Enforceability of Restrictive CovenantsOctober 31, 2014
The Court of Appeal in England & Wales recently delivered its judgment in the case of Rodgers v Sunrise Brokers LLP  EWCA Civ 1373. This case provides useful guidance for employers on the enforceability of restrictive covenants
Mr Rodgers had entered into a contract of employment with Sunrise Brokers LLP (“Sunrise”) which stipulated that he could only terminate it by giving 12 month’s notice. Under the contract, upon termination Mr Rodgers was also subject to restrictive covenants preventing him working for any of Sunrise’s competitors for a period of six months.
Mr Rodgers left Sunrise on 27 March 2014 without giving 12 months notice. Before doing so, he had signed a contract of employment with a competitor which was due to begin in January 2015. Sunrise chose not to accept Mr Rodgers’ resignation, as it was in breach of the terms that had been agreed. The company instead took the view that he remained employed, but refused to pay him on the basis that he was refusing to come to work.
Subsequently Sunrise agreed to accept a notice period of six months from the date of the Mr Rodger’s first written notice of resignation which expired on 16 October 2014. Mr Rodgers did not disclose that he had already signed the employment contract with EOX. Sunrise made an application to the High Court for a declaration that Mr Rodgers remained in his employment and for an order restraining him from working elsewhere. The High Court issued an injunction holding Mr Rodgers to the terms of his contract of employment until 16 October 2014. The High Court however, only enforced Mr Rodger’s restrictive covenants until 26 January 2015, less than the six month period set out in his contract of employment. This was based on an assessment of what would have happened if Mr Rodgers had given notice in line with his contract and the likelihood he would have been placed on garden leave thus reducing the period the restrictive covenants would apply.
The Court of Appeal, in rejecting Mr Rodger’s appeal, agreed with the High Court’s reasoning and confirmed that the High Court was entitled to enforce the restrictive covenants for less than the six months provided for in Mr Rodger’s employment contract.

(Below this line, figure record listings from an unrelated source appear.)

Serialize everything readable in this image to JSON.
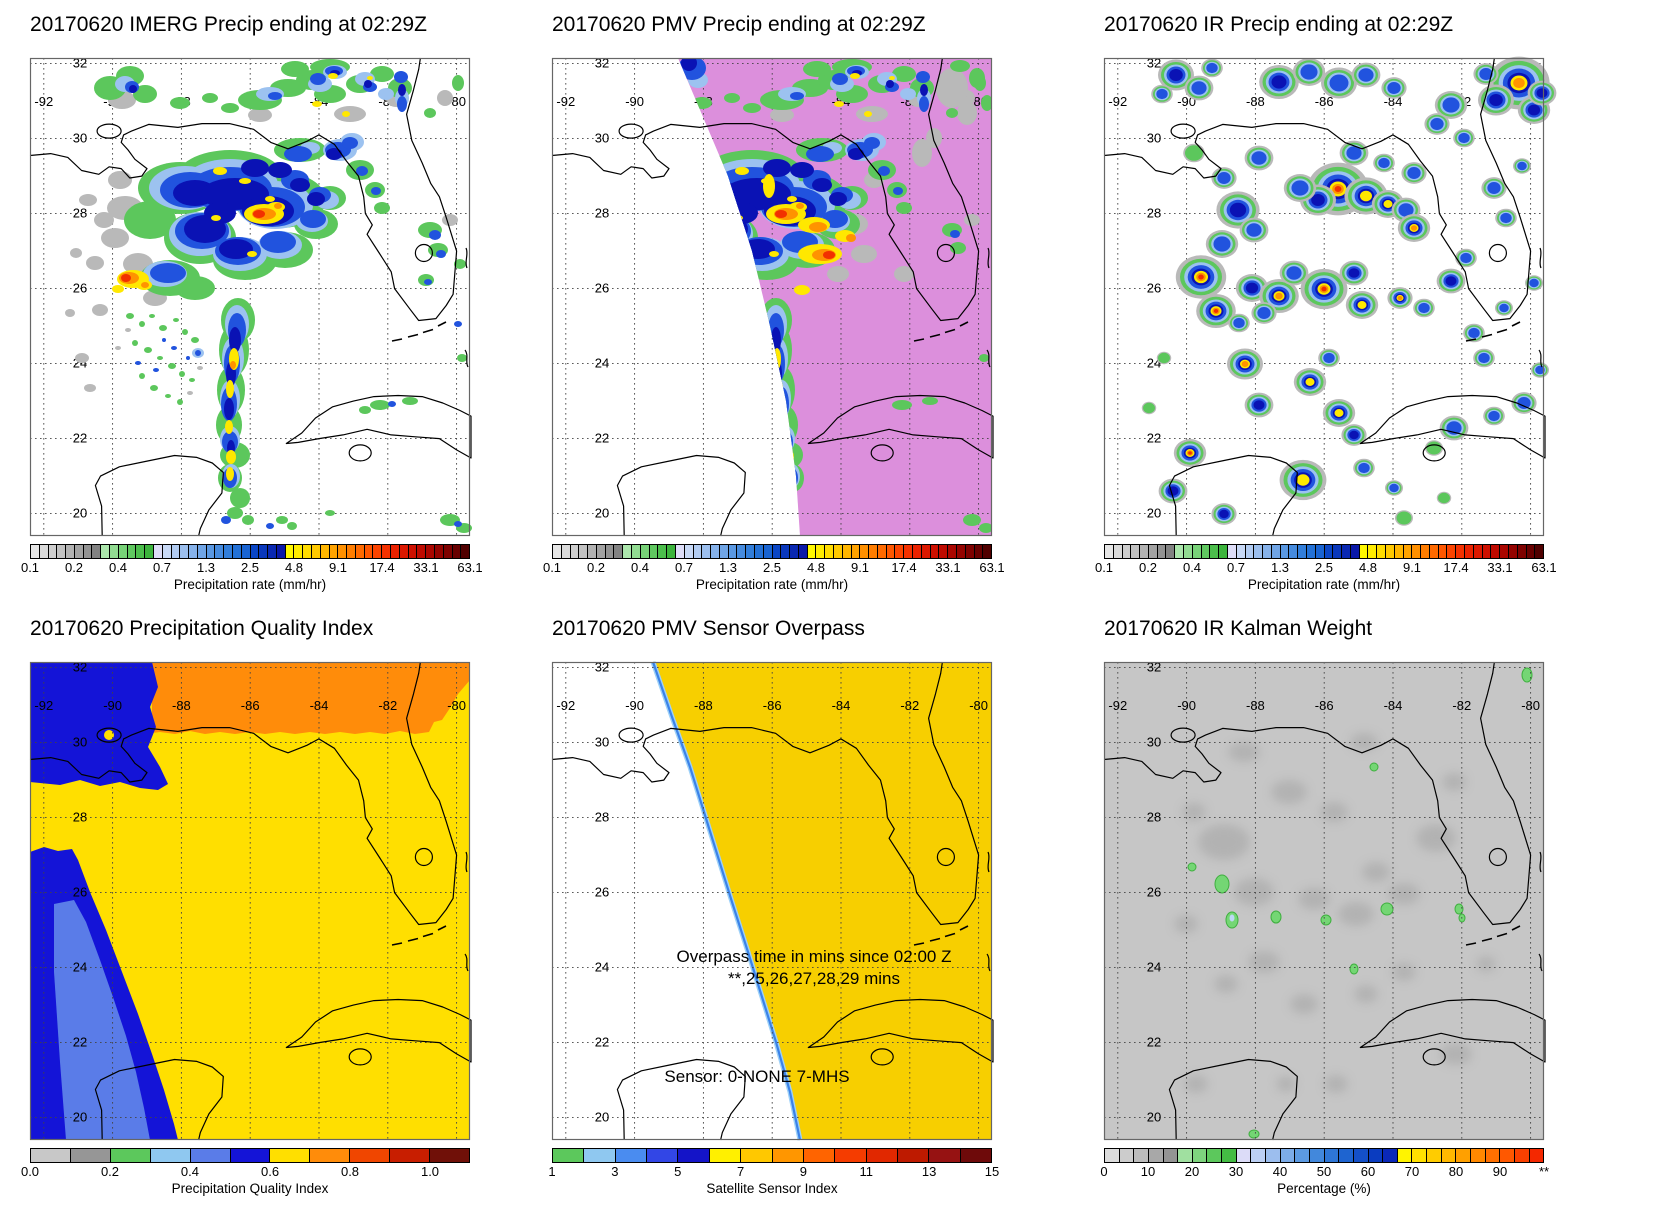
{
  "figure": {
    "date": "20170620",
    "ending_time": "02:29Z"
  },
  "panels": [
    {
      "id": "imerg",
      "title": "20170620 IMERG Precip ending at 02:29Z",
      "colorbar": "precip"
    },
    {
      "id": "pmv",
      "title": "20170620 PMV Precip ending at 02:29Z",
      "colorbar": "precip"
    },
    {
      "id": "ir",
      "title": "20170620 IR Precip ending at 02:29Z",
      "colorbar": "precip"
    },
    {
      "id": "pqi",
      "title": "20170620 Precipitation Quality Index",
      "colorbar": "pqi"
    },
    {
      "id": "overpass",
      "title": "20170620 PMV Sensor Overpass",
      "colorbar": "sensor",
      "annotations": [
        "Overpass time in mins since 02:00 Z",
        "**,25,26,27,28,29 mins",
        "Sensor:  0-NONE  7-MHS"
      ]
    },
    {
      "id": "kalman",
      "title": "20170620 IR Kalman Weight",
      "colorbar": "pct"
    }
  ],
  "axes": {
    "lon": [
      "-92",
      "-90",
      "-88",
      "-86",
      "-84",
      "-82",
      "-80"
    ],
    "lat": [
      "32",
      "30",
      "28",
      "26",
      "24",
      "22",
      "20"
    ]
  },
  "colorbars": {
    "precip": {
      "caption": "Precipitation rate (mm/hr)",
      "labels": [
        "0.1",
        "0.2",
        "0.4",
        "0.7",
        "1.3",
        "2.5",
        "4.8",
        "9.1",
        "17.4",
        "33.1",
        "63.1"
      ],
      "positions": [
        0,
        0.1,
        0.2,
        0.3,
        0.4,
        0.5,
        0.6,
        0.7,
        0.8,
        0.9,
        1
      ],
      "colors": [
        "#E6E6E6",
        "#DADADA",
        "#CECECE",
        "#C2C2C2",
        "#B2B2B2",
        "#A2A2A2",
        "#929292",
        "#828282",
        "#ACE6AC",
        "#92DC92",
        "#78D278",
        "#60C860",
        "#4CBE4C",
        "#3CB43C",
        "#DEDEF8",
        "#C8D9F6",
        "#B2CCF2",
        "#9CBFEE",
        "#86B2EA",
        "#70A5E6",
        "#5A98E2",
        "#468BDE",
        "#327EDA",
        "#2371D6",
        "#1964D2",
        "#0A46C6",
        "#0A38BC",
        "#0A28B2",
        "#0A18A8",
        "#FFF800",
        "#FFEC00",
        "#FFDC00",
        "#FFC900",
        "#FFB600",
        "#FFA300",
        "#FF9000",
        "#FF7D00",
        "#FF6A00",
        "#FF5700",
        "#FC4400",
        "#F43100",
        "#EA2200",
        "#DC1800",
        "#CE1000",
        "#BE0A00",
        "#AA0600",
        "#940300",
        "#7E0100",
        "#680000",
        "#500000"
      ]
    },
    "pqi": {
      "caption": "Precipitation Quality Index",
      "labels": [
        "0.0",
        "0.2",
        "0.4",
        "0.6",
        "0.8",
        "1.0"
      ],
      "positions": [
        0,
        0.1818,
        0.3636,
        0.5455,
        0.7273,
        0.9091
      ],
      "colors": [
        "#C8C8C8",
        "#969696",
        "#5CC85C",
        "#8FC8F0",
        "#5A7CE8",
        "#1414D7",
        "#FFDF00",
        "#FF8C0A",
        "#F04600",
        "#C81E00",
        "#701008"
      ]
    },
    "sensor": {
      "caption": "Satellite Sensor Index",
      "labels": [
        "1",
        "3",
        "5",
        "7",
        "9",
        "11",
        "13",
        "15"
      ],
      "positions": [
        0,
        0.1429,
        0.2857,
        0.4286,
        0.5714,
        0.7143,
        0.8571,
        1
      ],
      "colors": [
        "#5CC85C",
        "#8FC8F0",
        "#4A8CF0",
        "#3246E6",
        "#1414C8",
        "#FFF000",
        "#FFC800",
        "#FF9600",
        "#FF6400",
        "#F53C00",
        "#E12800",
        "#BE1A00",
        "#961212",
        "#6E0A0A"
      ]
    },
    "pct": {
      "caption": "Percentage (%)",
      "labels": [
        "0",
        "10",
        "20",
        "30",
        "40",
        "50",
        "60",
        "70",
        "80",
        "90",
        "**"
      ],
      "positions": [
        0,
        0.1,
        0.2,
        0.3,
        0.4,
        0.5,
        0.6,
        0.7,
        0.8,
        0.9,
        1
      ],
      "colors": [
        "#DCDCDC",
        "#CCCCCC",
        "#BCBCBC",
        "#A8A8A8",
        "#949494",
        "#A0E0A0",
        "#7ED47E",
        "#5CC85C",
        "#44BC44",
        "#DCDCF8",
        "#BCD0F4",
        "#9CBEEE",
        "#7CACE8",
        "#5C9AE2",
        "#4288DC",
        "#2E76D6",
        "#1E64D0",
        "#1450C8",
        "#0A3CC0",
        "#0A28B8",
        "#FFF400",
        "#FFE000",
        "#FFCC00",
        "#FFB800",
        "#FFA000",
        "#FF8800",
        "#FF7000",
        "#FF5800",
        "#FA4000",
        "#F42800"
      ]
    }
  },
  "map_colors": {
    "pmv_no_data_magenta": "#DC8FDC",
    "overpass_swath_yellow": "#F7CF00",
    "swath_edge_blue": "#3B82E8",
    "pqi_yellow": "#FFDF00",
    "pqi_orange": "#FF8C0A",
    "pqi_dark_blue": "#1414D7",
    "pqi_cornflower": "#5A7CE8",
    "kalman_gray": "#C6C6C6"
  },
  "chart_data": [
    {
      "type": "heatmap",
      "title": "20170620 IMERG Precip ending at 02:29Z",
      "variable": "precipitation rate",
      "units": "mm/hr",
      "extent": {
        "lon": [
          -92,
          -80
        ],
        "lat": [
          20,
          32
        ]
      },
      "scale_type": "log",
      "scale_ticks": [
        0.1,
        0.2,
        0.4,
        0.7,
        1.3,
        2.5,
        4.8,
        9.1,
        17.4,
        33.1,
        63.1
      ],
      "description": "Merged IMERG precipitation: heavy NE-SW band over NE Gulf of Mexico with embedded 9-30 mm/hr cores near 28N 85.5W and 26.3N 89.5W, narrow N-S band along 86.5W from 25.5N to 21N"
    },
    {
      "type": "heatmap",
      "title": "20170620 PMV Precip ending at 02:29Z",
      "variable": "precipitation rate",
      "units": "mm/hr",
      "extent": {
        "lon": [
          -92,
          -80
        ],
        "lat": [
          20,
          32
        ]
      },
      "scale_type": "log",
      "scale_ticks": [
        0.1,
        0.2,
        0.4,
        0.7,
        1.3,
        2.5,
        4.8,
        9.1,
        17.4,
        33.1,
        63.1
      ],
      "no_data_color": "#DC8FDC",
      "description": "Passive-microwave precipitation inside a diagonal MHS swath; magenta = no PMV data, white wedge west of swath edge"
    },
    {
      "type": "heatmap",
      "title": "20170620 IR Precip ending at 02:29Z",
      "variable": "precipitation rate",
      "units": "mm/hr",
      "extent": {
        "lon": [
          -92,
          -80
        ],
        "lat": [
          20,
          32
        ]
      },
      "scale_type": "log",
      "scale_ticks": [
        0.1,
        0.2,
        0.4,
        0.7,
        1.3,
        2.5,
        4.8,
        9.1,
        17.4,
        33.1,
        63.1
      ],
      "description": "IR-estimated precipitation: many isolated convective cells with 9-30+ mm/hr cores scattered over the Gulf, large cell at the NE corner near 31.5N 80.3W"
    },
    {
      "type": "heatmap",
      "title": "20170620 Precipitation Quality Index",
      "variable": "quality index",
      "units": "",
      "extent": {
        "lon": [
          -92,
          -80
        ],
        "lat": [
          20,
          32
        ]
      },
      "scale_ticks": [
        0.0,
        0.2,
        0.4,
        0.6,
        0.8,
        1.0
      ],
      "regions": [
        {
          "color": "#FF8C0A",
          "approx_value": 0.75,
          "where": "land strip north of ~30.4N"
        },
        {
          "color": "#1414D7",
          "approx_value": 0.55,
          "where": "NW corner and SW diagonal swath"
        },
        {
          "color": "#5A7CE8",
          "approx_value": 0.45,
          "where": "Bay of Campeche area"
        },
        {
          "color": "#FFDF00",
          "approx_value": 0.65,
          "where": "everywhere else"
        }
      ]
    },
    {
      "type": "map",
      "title": "20170620 PMV Sensor Overpass",
      "variable": "satellite sensor index",
      "extent": {
        "lon": [
          -92,
          -80
        ],
        "lat": [
          20,
          32
        ]
      },
      "scale_ticks": [
        1,
        3,
        5,
        7,
        9,
        11,
        13,
        15
      ],
      "annotations": [
        "Overpass time in mins since 02:00 Z",
        "**,25,26,27,28,29 mins",
        "Sensor:  0-NONE  7-MHS"
      ],
      "description": "Sensor 7 (MHS, gold) covers the region east of a NNE-SSW swath edge; west of the edge no overpass (0-NONE, white)"
    },
    {
      "type": "heatmap",
      "title": "20170620 IR Kalman Weight",
      "variable": "Kalman weight",
      "units": "%",
      "extent": {
        "lon": [
          -92,
          -80
        ],
        "lat": [
          20,
          32
        ]
      },
      "scale_ticks": [
        0,
        10,
        20,
        30,
        40,
        50,
        60,
        70,
        80,
        90
      ],
      "description": "Mostly 0-15% (gray) with isolated 20-30% (green) spots over the central Gulf"
    }
  ]
}
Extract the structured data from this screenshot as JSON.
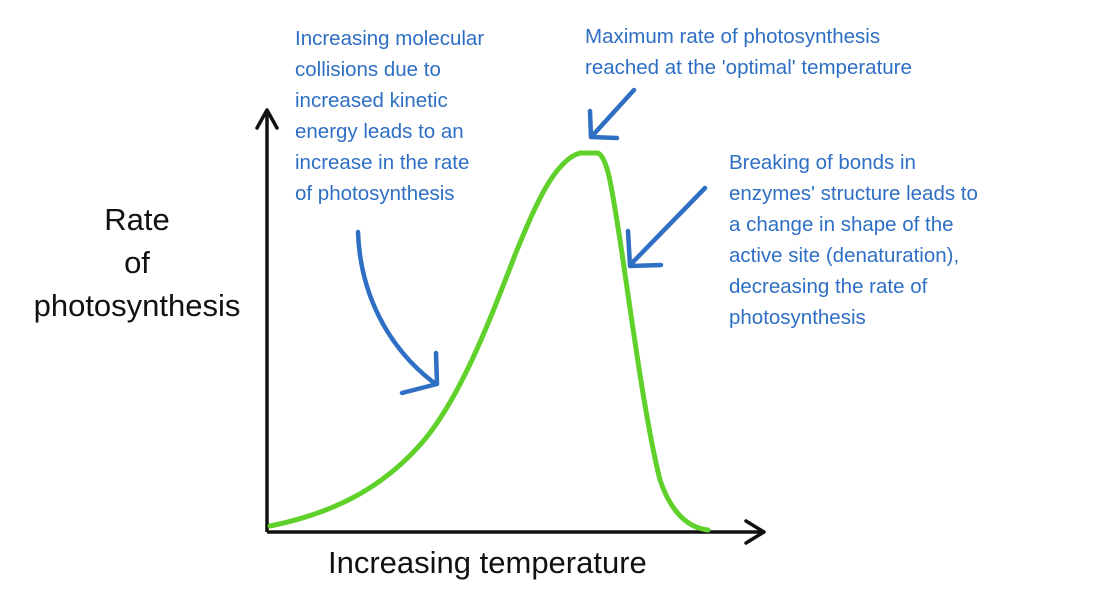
{
  "axes": {
    "y_label_lines": [
      "Rate",
      "of",
      "photosynthesis"
    ],
    "x_label": "Increasing temperature"
  },
  "annotations": {
    "rising": [
      "Increasing molecular",
      "collisions due to",
      "increased kinetic",
      "energy leads to an",
      "increase in the rate",
      "of photosynthesis"
    ],
    "peak": [
      "Maximum rate of photosynthesis",
      "reached at the 'optimal' temperature"
    ],
    "falling": [
      "Breaking of bonds in",
      "enzymes' structure leads to",
      "a change in shape of the",
      "active site (denaturation),",
      "decreasing the rate of",
      "photosynthesis"
    ]
  },
  "colors": {
    "curve": "#5fd12a",
    "annotation": "#2e6fc4",
    "axis": "#111111"
  },
  "icons": {
    "arrow_rising": "curved-arrow-icon",
    "arrow_peak": "arrow-down-left-icon",
    "arrow_falling": "arrow-down-left-icon"
  }
}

The Court usefully reiterates that even when a restrictive covenant is valid on the basis that it was reasonable when entered into, whether it is enforceable will also depend on whether subsequent events have made it unreasonable to enforce it. When applying for injunctive relief, employers should remain mindful of the court’s discretion to grant such relief and consider both whether the restriction was reasonable at the date it was entered into and whether it is still reasonable for the Court to enforce it at the time injunctive relief is sought.